Nel rendere pubblica la presente Notificazione la Congregazione si sente altresì obbligata a dichiarare che il P. Tissa Balasuriya ha deviato dall’integrità della verità della fede cattolica, e pertanto non può essere considerato teologo cattolico ed è inoltre incorso nella scomunica latae sententiae (can. 1364, par. 1).
Il Sommo Pontefice Giovanni Paolo II, nel corso dell’Udienza accordata al sottoscritto Prefetto, ha approvato la presente Notificazione, decisa nella riunione ordinaria di questa Congregazione, e ne ha ordinato la pubblicazione.
Roma, dalla sede della Congregazione per la Dottrina della Fede, 2 gennaio 1997, memoria dei Ss. dottori Basilio e Gregorio Nazianzeno.
JOSEPH CARD. RATZINGER,
Prefetto
TARCISIO BERTONE,
Arciv. emerito di Vercelli, Segretario
1) Lo scritto è stato pubblicato sulla rivista Logos 29, 1-2 marzo/luglio 1990 (Colombo, Sri Lanka).
2) Lo stesso concetto è ripreso nella Risposta del 14 marzo 1995, pp. 8-9.
3) Cfr Concilium Tridentinum, Decretum de peccato originali, DS 1511-1512; Paulus VI, Sollemnis professio fidei, AAS 60 (1968), 434-445.
4) Cfr Risposta, p. 11: “Are not the definitions of dogma made by Councils also particular expressions concerning an ineffable, inexpressible, ultimate divine, and that according to the needs of those who do so, their particular philosophical terms and according to the culture of a given time?

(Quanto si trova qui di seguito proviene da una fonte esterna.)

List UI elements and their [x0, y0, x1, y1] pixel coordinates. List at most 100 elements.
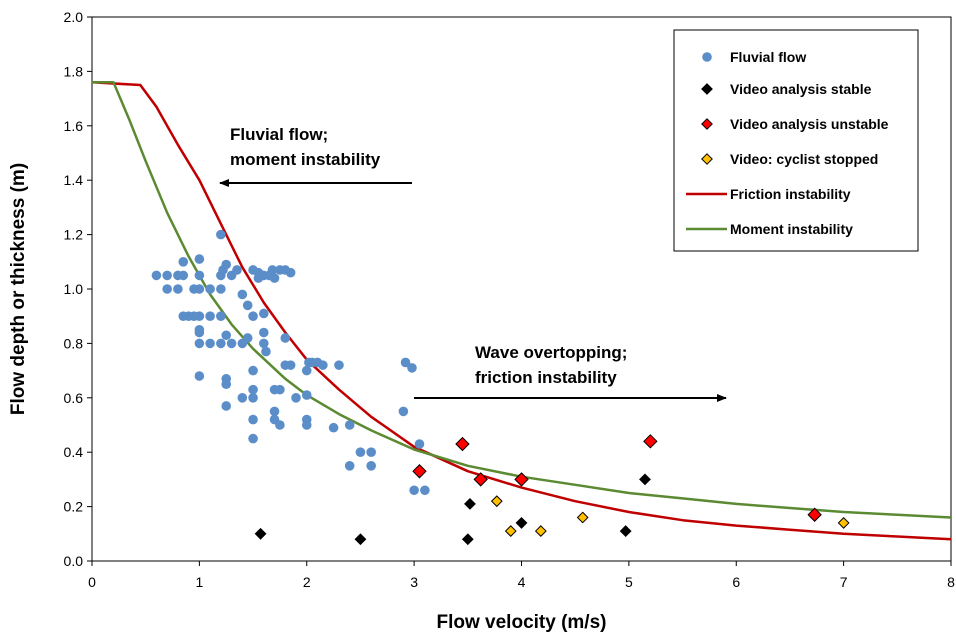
x-tick-label: 1 — [195, 574, 203, 590]
video-analysis-unstable-point — [412, 464, 427, 479]
video-analysis-stable-point — [639, 473, 651, 486]
fluvial-flow-point — [216, 284, 226, 294]
fluvial-flow-point — [400, 357, 411, 368]
fluvial-flow-point — [318, 360, 328, 370]
curves — [91, 81, 952, 541]
fluvial-flow-point — [162, 270, 172, 281]
y-tick-label: 1.4 — [64, 172, 84, 188]
fluvial-flow-point — [173, 284, 183, 294]
fluvial-flow-point — [151, 270, 162, 281]
video-cyclist-stopped-point — [504, 525, 517, 537]
y-tick-label: 0.0 — [64, 553, 84, 569]
fluvial-flow-point — [301, 420, 312, 430]
x-axis-title: Flow velocity (m/s) — [437, 612, 607, 633]
x-tick-label: 2 — [303, 574, 311, 590]
fluvial-flow-point — [285, 360, 296, 370]
video-analysis-stable-point — [254, 527, 267, 540]
fluvial-flow-point — [205, 311, 215, 322]
fluvial-flow-point — [259, 338, 269, 349]
fluvial-flow-point — [248, 365, 258, 376]
annotation-fluvial-line1: Fluvial flow; — [230, 125, 328, 144]
fluvial-flow-point — [194, 338, 205, 349]
x-tick-label: 6 — [732, 574, 740, 590]
y-tick-label: 1.0 — [64, 281, 84, 297]
fluvial-flow-point — [226, 338, 237, 349]
legend-box — [673, 29, 919, 252]
fluvial-flow-point — [407, 363, 417, 373]
fluvial-flow-point — [261, 346, 271, 357]
fluvial-flow-point — [409, 485, 419, 496]
fluvial-flow-point — [194, 311, 205, 322]
fluvial-flow-point — [259, 327, 269, 338]
data-points — [151, 229, 850, 546]
moment-instability-line — [92, 81, 952, 519]
fluvial-flow-point — [291, 393, 301, 403]
legend-swatch-video-analysis-unstable — [701, 118, 713, 130]
fluvial-flow-point — [248, 433, 258, 444]
fluvial-flow-point — [237, 289, 248, 300]
video-analysis-stable-point — [619, 525, 632, 537]
y-tick-label: 0.8 — [64, 335, 84, 351]
fluvial-flow-point — [344, 420, 355, 430]
fluvial-flow-point — [275, 384, 285, 395]
x-tick-label: 5 — [625, 574, 633, 590]
y-tick-label: 2.0 — [64, 9, 84, 25]
fluvial-flow-point — [366, 447, 376, 458]
fluvial-flow-point — [285, 267, 296, 278]
fluvial-flow-point — [216, 338, 226, 349]
fluvial-flow-point — [414, 439, 425, 449]
legend-label-video-analysis-unstable: Video analysis unstable — [730, 116, 889, 132]
legend-label-video-analysis-stable: Video analysis stable — [730, 81, 872, 97]
annotation-fluvial-line2: moment instability — [230, 150, 381, 169]
video-analysis-stable-point — [461, 533, 474, 546]
x-tick-label: 3 — [410, 574, 418, 590]
y-axis-title: Flow depth or thickness (m) — [8, 163, 29, 415]
fluvial-flow-point — [269, 406, 280, 417]
fluvial-flow-point — [205, 338, 215, 349]
x-tick-label: 0 — [88, 574, 96, 590]
fluvial-flow-point — [162, 284, 172, 294]
video-analysis-stable-point — [515, 517, 528, 529]
fluvial-flow-point — [178, 270, 189, 281]
fluvial-flow-point — [259, 308, 269, 319]
fluvial-flow-point — [344, 461, 355, 471]
fluvial-flow-point — [301, 390, 312, 400]
video-analysis-unstable-point — [455, 436, 470, 452]
fluvial-flow-point — [366, 461, 376, 471]
video-analysis-stable-point — [464, 497, 476, 510]
annotation-wave-line1: Wave overtopping; — [475, 343, 627, 362]
fluvial-flow-point — [237, 393, 248, 403]
y-tick-label: 0.2 — [64, 499, 84, 515]
video-analysis-stable-point — [354, 533, 367, 546]
y-tick-label: 0.6 — [64, 390, 84, 406]
fluvial-flow-point — [301, 365, 312, 376]
legend-swatch-video-analysis-stable — [701, 83, 713, 95]
fluvial-flow-point — [242, 333, 253, 343]
x-tick-label: 7 — [840, 574, 848, 590]
fluvial-flow-point — [355, 447, 366, 458]
fluvial-flow-point — [194, 254, 205, 264]
fluvial-flow-point — [194, 371, 205, 381]
fluvial-flow-point — [267, 265, 278, 275]
legend-label-friction-instability: Friction instability — [730, 186, 851, 202]
fluvial-flow-point — [420, 485, 430, 496]
x-tick-label: 4 — [518, 574, 526, 590]
fluvial-flow-point — [178, 257, 189, 267]
legend-label-moment-instability: Moment instability — [730, 221, 853, 237]
fluvial-flow-point — [242, 300, 253, 311]
fluvial-flow-point — [221, 401, 232, 411]
y-tick-label: 0.4 — [64, 444, 84, 460]
fluvial-flow-point — [216, 229, 226, 240]
fluvial-flow-point — [221, 330, 232, 341]
video-analysis-unstable-point — [643, 434, 658, 449]
fluvial-flow-point — [232, 265, 242, 275]
video-cyclist-stopped-point — [837, 517, 850, 529]
legend: Fluvial flow Video analysis stable Video a… — [673, 29, 919, 252]
fluvial-flow-point — [334, 360, 344, 370]
legend-label-video-cyclist-stopped: Video: cyclist stopped — [730, 151, 878, 167]
video-analysis-unstable-point — [807, 507, 822, 522]
fluvial-flow-point — [194, 284, 205, 294]
fluvial-flow-point — [398, 406, 409, 417]
video-cyclist-stopped-point — [534, 525, 547, 537]
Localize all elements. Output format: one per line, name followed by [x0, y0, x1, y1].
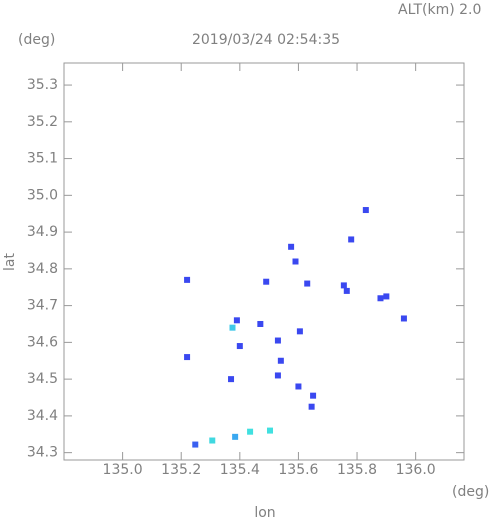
radar-echo: [274, 372, 281, 379]
radar-echo: [247, 428, 254, 435]
y-tick-label: 34.9: [27, 224, 58, 240]
radar-echo: [348, 236, 355, 243]
radar-echo: [288, 243, 295, 250]
radar-echo: [184, 354, 191, 361]
x-unit: (deg): [452, 484, 489, 500]
x-tick-label: 135.0: [103, 462, 143, 478]
radar-echo: [362, 207, 369, 214]
y-tick-label: 35.2: [27, 114, 58, 130]
radar-echo: [229, 324, 236, 331]
radar-echo: [400, 315, 407, 322]
radar-echo: [277, 357, 284, 364]
radar-echo: [340, 282, 347, 289]
radar-echo: [292, 258, 299, 265]
x-axis-label: lon: [254, 505, 275, 521]
x-tick-label: 135.8: [337, 462, 377, 478]
x-tick-label: 135.2: [161, 462, 201, 478]
radar-echo: [274, 337, 281, 344]
radar-echo: [209, 437, 216, 444]
radar-echo: [232, 433, 239, 440]
y-tick-label: 34.8: [27, 261, 58, 277]
radar-echo: [295, 383, 302, 390]
chart-subtitle: ALT(km) 2.0: [398, 2, 481, 18]
radar-echo: [308, 403, 315, 410]
plot-frame: [63, 62, 465, 461]
radar-echo: [184, 276, 191, 283]
radar-echo: [233, 317, 240, 324]
y-unit: (deg): [18, 32, 55, 48]
y-axis-label: lat: [2, 253, 18, 271]
y-tick-label: 35.1: [27, 151, 58, 167]
chart-title: 2019/03/24 02:54:35: [192, 32, 340, 48]
radar-echo: [343, 287, 350, 294]
radar-echo: [296, 328, 303, 335]
x-tick-label: 136.0: [396, 462, 436, 478]
radar-echo: [377, 295, 384, 302]
y-tick-label: 34.4: [27, 408, 58, 424]
radar-echo: [263, 278, 270, 285]
radar-echo: [383, 293, 390, 300]
radar-echo: [310, 392, 317, 399]
radar-echo: [228, 376, 235, 383]
y-tick-label: 34.5: [27, 371, 58, 387]
y-tick-label: 35.0: [27, 187, 58, 203]
radar-echo: [267, 427, 274, 434]
radar-echo: [236, 343, 243, 350]
y-tick-label: 34.7: [27, 298, 58, 314]
y-tick-label: 34.3: [27, 445, 58, 461]
y-tick-label: 34.6: [27, 334, 58, 350]
x-tick-label: 135.6: [278, 462, 318, 478]
radar-echo: [257, 320, 264, 327]
radar-echo: [192, 441, 199, 448]
y-tick-label: 35.3: [27, 77, 58, 93]
x-tick-label: 135.4: [220, 462, 260, 478]
radar-echo: [304, 280, 311, 287]
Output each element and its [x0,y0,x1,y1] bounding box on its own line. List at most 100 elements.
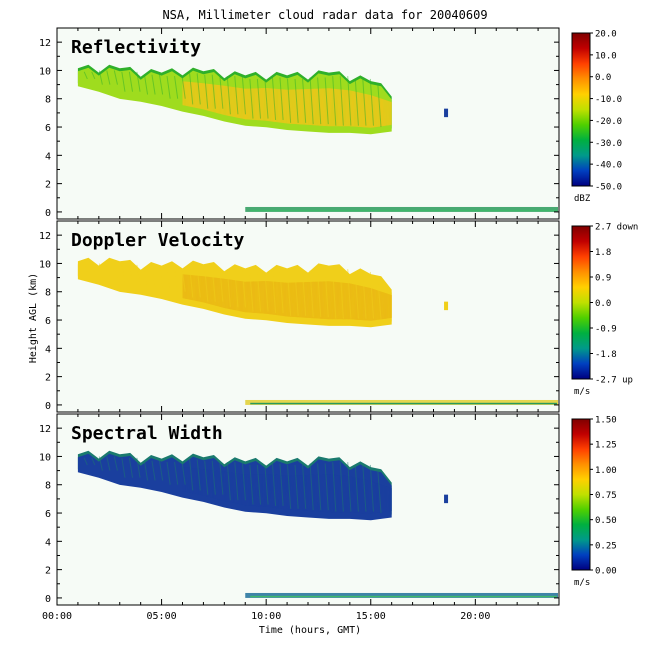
fall-streak [113,70,118,85]
fall-streak [189,73,194,105]
fall-streak [256,78,262,119]
fall-streak [158,460,164,481]
fall-streak [332,269,337,319]
cloud-echo-core-fill [182,274,392,321]
fall-streak [91,457,96,466]
fall-streak [128,264,134,285]
fall-streak [189,459,194,491]
fall-streak [294,271,299,316]
fall-streak [347,76,352,126]
fall-streak [369,464,374,512]
fall-streak [98,263,103,278]
fall-streak [309,77,314,125]
fall-streak [143,74,149,95]
fall-streak [151,267,156,288]
colorbar-tick-label: 0.75 [595,491,617,501]
colorbar-tick-label: -2.7 up [595,376,633,386]
fall-streak [271,270,277,313]
fall-streak [241,462,246,501]
fall-streak [174,76,179,99]
y-tick-label: 10 [39,452,51,463]
fall-streak [166,462,171,485]
fall-streak [196,73,201,105]
colorbar-tick-label: 0.50 [595,516,617,526]
colorbar-tick-label: 2.7 down [595,223,638,233]
fall-streak [113,263,118,278]
fall-streak [309,270,314,318]
colorbar-tick-label: 1.8 [595,248,611,258]
fall-streak [309,463,314,511]
fall-streak [317,463,322,511]
panel-title: Doppler Velocity [71,230,245,251]
fall-streak [249,271,254,312]
fall-streak [317,77,322,125]
colorbar-tick-label: 1.00 [595,466,617,476]
fall-streak [302,271,307,316]
fall-streak [256,464,262,505]
fall-streak [264,271,269,312]
fall-streak [181,76,186,99]
fall-streak [128,71,134,92]
fall-streak [219,267,224,302]
fall-streak [354,464,359,512]
fall-streak [98,70,103,85]
fall-streak [339,269,344,319]
colorbar-tick-label: 0.0 [595,73,611,83]
fall-streak [324,77,329,125]
colorbar-unit: dBZ [574,194,591,204]
fall-streak [128,457,134,478]
y-tick-label: 0 [45,594,51,605]
fall-streak [121,71,126,92]
fall-streak [256,271,262,312]
isolated-echo [444,301,449,311]
x-tick-label: 15:00 [356,611,386,622]
fall-streak [174,269,179,292]
fall-streak [166,269,171,292]
colorbar-tick-label: 0.25 [595,541,617,551]
fall-streak [121,264,126,285]
fall-streak [347,269,352,319]
fall-streak [166,76,171,99]
fall-streak [211,74,216,109]
colorbar-unit: m/s [574,578,590,588]
fall-streak [287,78,292,123]
colorbar-tick-label: -20.0 [595,117,622,127]
fall-streak [362,464,367,512]
y-tick-label: 12 [39,231,51,242]
fall-streak [234,269,239,308]
x-axis-label: Time (hours, GMT) [259,625,361,636]
x-tick-label: 20:00 [460,611,490,622]
fall-streak [204,460,209,495]
y-tick-label: 8 [45,95,51,106]
fall-streak [211,267,216,302]
fall-streak [324,270,329,318]
fall-streak [151,460,156,481]
colorbar-tick-label: 1.50 [595,416,617,426]
fall-streak [332,462,337,512]
fall-streak [249,78,254,119]
fall-streak [241,269,246,308]
colorbar [571,32,591,187]
fall-streak [83,264,88,273]
colorbar-tick-label: 1.25 [595,441,617,451]
colorbar-tick-label: -1.8 [595,350,617,360]
fall-streak [302,78,307,123]
fall-streak [271,463,277,506]
fall-streak [151,74,156,95]
fall-streak [339,76,344,126]
fall-streak [136,264,141,285]
fall-streak [98,456,103,471]
surface-echo-line [250,209,557,212]
colorbar-tick-label: 0.0 [595,299,611,309]
fall-streak [271,77,277,120]
fall-streak [377,277,382,321]
fall-streak [143,267,149,288]
surface-echo-line [250,402,557,405]
fall-streak [362,78,367,126]
y-tick-label: 2 [45,180,51,191]
y-tick-label: 12 [39,424,51,435]
fall-streak [294,464,299,509]
fall-streak [377,470,382,514]
cloud-echo-core-fill [182,467,392,514]
fall-streak [302,464,307,509]
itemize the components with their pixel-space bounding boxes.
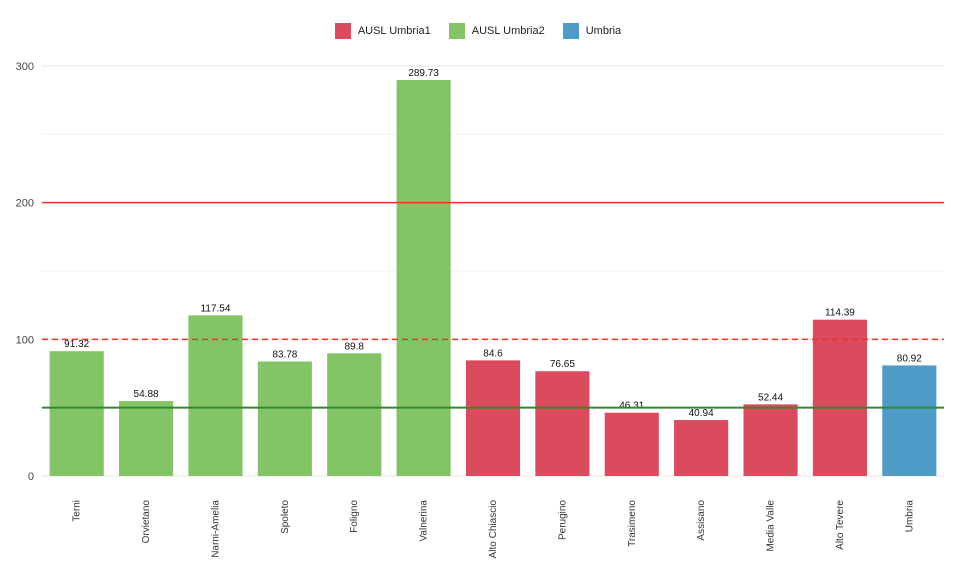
legend-item: AUSL Umbria2 (448, 23, 545, 39)
x-tick-label: Narni-Amelia (210, 500, 221, 558)
data-label: 83.78 (272, 350, 297, 361)
legend-label: AUSL Umbria2 (471, 25, 545, 37)
bar (812, 319, 867, 476)
bar (882, 365, 937, 476)
x-tick-label: Umbria (904, 500, 915, 533)
x-tick-label: Valnerina (419, 500, 430, 542)
legend-swatch (334, 23, 351, 39)
bar (257, 361, 312, 476)
bar (743, 404, 798, 476)
x-tick-label: Media Valle (766, 500, 777, 552)
data-label: 52.44 (758, 392, 783, 403)
bar (535, 371, 590, 476)
y-tick-label: 200 (16, 198, 34, 210)
x-tick-label: Assisano (696, 500, 707, 541)
bar (604, 412, 659, 476)
x-tick-label: Orvietano (141, 500, 152, 544)
data-label: 91.32 (64, 339, 89, 350)
data-label: 114.39 (825, 308, 855, 319)
data-label: 84.6 (483, 348, 503, 359)
data-label: 80.92 (897, 353, 922, 364)
legend-swatch (562, 23, 579, 39)
x-tick-label: Perugino (557, 500, 568, 540)
legend-label: Umbria (585, 25, 622, 37)
bar (327, 353, 382, 476)
y-tick-label: 300 (16, 61, 34, 73)
legend-label: AUSL Umbria1 (357, 25, 431, 37)
bar (396, 80, 451, 476)
legend-swatch (448, 23, 465, 39)
y-tick-label: 0 (28, 471, 34, 483)
data-label: 89.8 (344, 341, 364, 352)
bar (674, 420, 729, 476)
legend-item: AUSL Umbria1 (334, 23, 431, 39)
x-tick-label: Alto Tevere (835, 500, 846, 550)
chart-legend: AUSL Umbria1 AUSL Umbria2 Umbria (0, 22, 956, 40)
bar (465, 360, 521, 476)
x-tick-label: Spoleto (280, 500, 291, 534)
data-label: 54.88 (134, 389, 159, 400)
data-label: 117.54 (201, 303, 231, 314)
data-label: 76.65 (550, 359, 575, 370)
bar (49, 351, 104, 476)
data-label: 40.94 (689, 408, 714, 419)
y-tick-label: 100 (16, 334, 34, 346)
data-label: 46.31 (619, 401, 644, 412)
x-tick-label: Trasimeno (627, 500, 638, 547)
x-tick-label: Terni (72, 500, 83, 522)
data-label: 289.73 (408, 68, 439, 79)
x-tick-label: Alto Chiascio (488, 500, 499, 559)
bar (119, 400, 174, 476)
x-tick-label: Foligno (349, 500, 360, 533)
legend-item: Umbria (562, 23, 622, 39)
bar (188, 315, 243, 476)
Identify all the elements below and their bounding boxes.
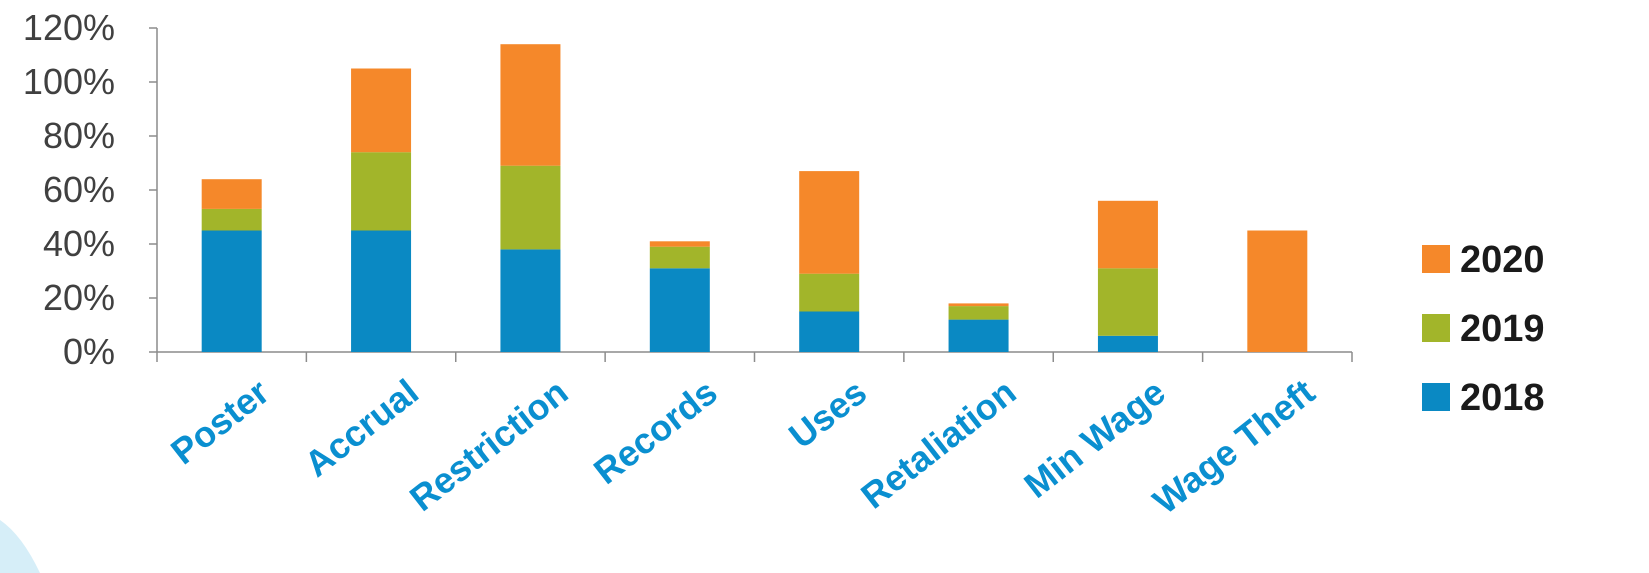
y-tick-label: 20% (43, 277, 115, 318)
bar-poster-2020 (201, 179, 262, 209)
y-tick-label: 40% (43, 223, 115, 264)
bar-retaliation-2020 (948, 303, 1009, 307)
bar-accrual-2018 (351, 230, 412, 352)
bar-records-2020 (649, 241, 710, 247)
bar-restriction-2019 (500, 165, 561, 250)
bar-poster-2019 (201, 208, 262, 231)
y-tick-label: 100% (23, 61, 115, 102)
y-axis: 0% 20% 40% 60% 80% 100% 120% (23, 7, 158, 372)
x-tick-label: Records (586, 371, 725, 492)
bar-retaliation-2018 (948, 319, 1009, 352)
bar-uses-2020 (799, 171, 860, 274)
bar-records-2018 (649, 268, 710, 352)
bar-poster-2018 (201, 230, 262, 352)
bar-accrual-2020 (351, 68, 412, 153)
y-tick-label: 60% (43, 169, 115, 210)
y-tick-label: 120% (23, 7, 115, 48)
legend-swatch-2018 (1422, 383, 1450, 411)
bar-uses-2019 (799, 273, 860, 312)
x-tick-label: Wage Theft (1145, 371, 1322, 522)
x-tick-label: Accrual (297, 371, 426, 485)
bar-wage-theft-2020 (1247, 230, 1308, 352)
bar-records-2019 (649, 246, 710, 269)
x-tick-label: Retaliation (853, 371, 1023, 517)
legend-label: 2018 (1460, 377, 1545, 419)
bar-min-wage-2018 (1097, 335, 1158, 352)
y-tick-label: 80% (43, 115, 115, 156)
legend: 2020 2019 2018 (1422, 239, 1545, 419)
x-tick-label: Uses (781, 371, 874, 456)
bar-restriction-2020 (500, 44, 561, 166)
background-decoration (0, 520, 40, 573)
bar-uses-2018 (799, 311, 860, 352)
bar-accrual-2019 (351, 152, 412, 231)
x-tick-label: Poster (163, 371, 277, 472)
bar-min-wage-2020 (1097, 200, 1158, 269)
bar-min-wage-2019 (1097, 268, 1158, 336)
x-tick-label: Restriction (402, 371, 575, 519)
legend-label: 2019 (1460, 308, 1545, 350)
legend-label: 2020 (1460, 239, 1545, 281)
legend-swatch-2020 (1422, 245, 1450, 273)
bars (201, 44, 1308, 352)
decorative-swoosh (0, 520, 40, 573)
bar-restriction-2018 (500, 249, 561, 352)
bar-retaliation-2019 (948, 306, 1009, 320)
y-tick-label: 0% (63, 331, 115, 372)
legend-swatch-2019 (1422, 314, 1450, 342)
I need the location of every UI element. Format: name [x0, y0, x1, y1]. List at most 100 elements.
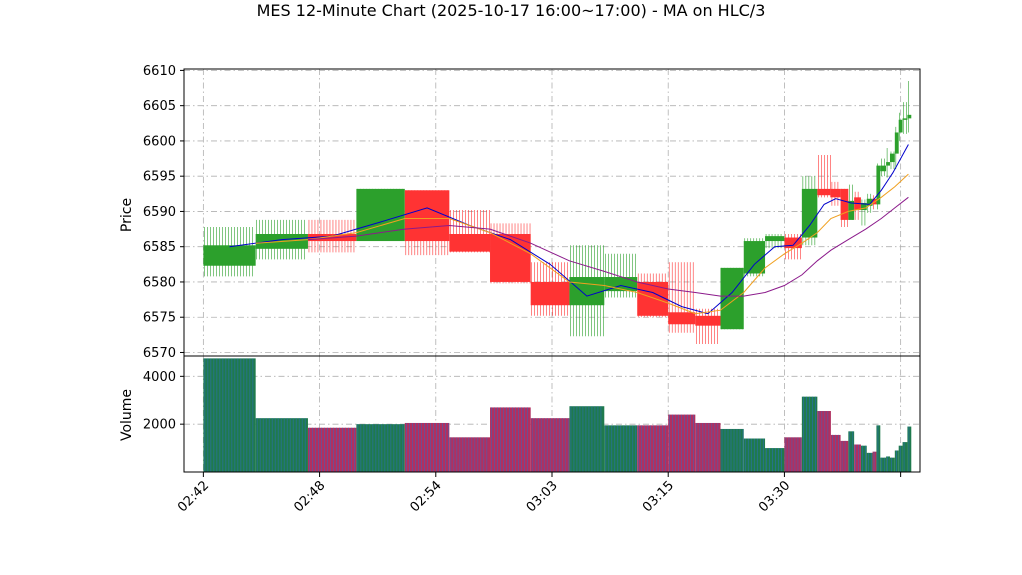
candle: [668, 262, 696, 333]
candle: [569, 245, 605, 337]
candle: [880, 158, 887, 177]
x-tick-label: 02:42: [175, 478, 212, 515]
candle: [876, 163, 881, 210]
moving-average-line-ma_mid: [255, 173, 909, 315]
x-tick-label: 03:03: [524, 478, 561, 515]
candle-body: [569, 277, 605, 306]
candle-body: [876, 165, 881, 205]
volume-bar: [490, 407, 531, 472]
volume-bar: [720, 428, 744, 472]
x-tick-label: 03:15: [640, 478, 677, 515]
candle-body: [203, 245, 256, 266]
candle: [898, 112, 903, 141]
price-tick-label: 6570: [143, 346, 176, 361]
candle: [449, 210, 491, 253]
candle-body: [784, 237, 802, 249]
volume-bar-fill: [880, 457, 887, 472]
candle-body: [902, 118, 908, 120]
candle: [907, 80, 912, 133]
candle-body: [801, 188, 818, 238]
volume-bar-fill: [255, 418, 308, 472]
candle: [604, 253, 638, 298]
volume-bar: [765, 448, 785, 472]
price-tick-label: 6600: [143, 134, 176, 149]
x-tick-label: 03:30: [756, 478, 793, 515]
volume-bar: [872, 451, 877, 472]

To absolutize them could result in a narrowness which the Vatican Council II wanted to avoid”.
5) Cfr S. Congregatio pro Doctrina Fidei, Mysterium Ecclesiae, n. 5: AAS 65 (1973), 403-404.
6) Cfr Concilium Vaticanum II, Const. dogm. Lumen Gentium n. 14; Symbolum Apostolicum, DS 10; Symbolum Toletanum DS 189; Concilium Constantinopolitanum II, DS 422; Concilium Lateranense IV, DS 801; Concilium Ephesinum, DS 252; Pius IX, Ineffabilis Deus, DS 2803; Pius XII, Munificentissimus Deus, DS 3903.
7) Cfr Concilium Vaticanum II, Const. dogm. Dei Verbum, nn. 8-9.
8) Cfr Concilium Vaticanum I, Const. dogm. Pastor Aeternus, DS 3074; Concilium Vaticanum II, Const. dogm. Lumen Gentium nn. 18.22.25.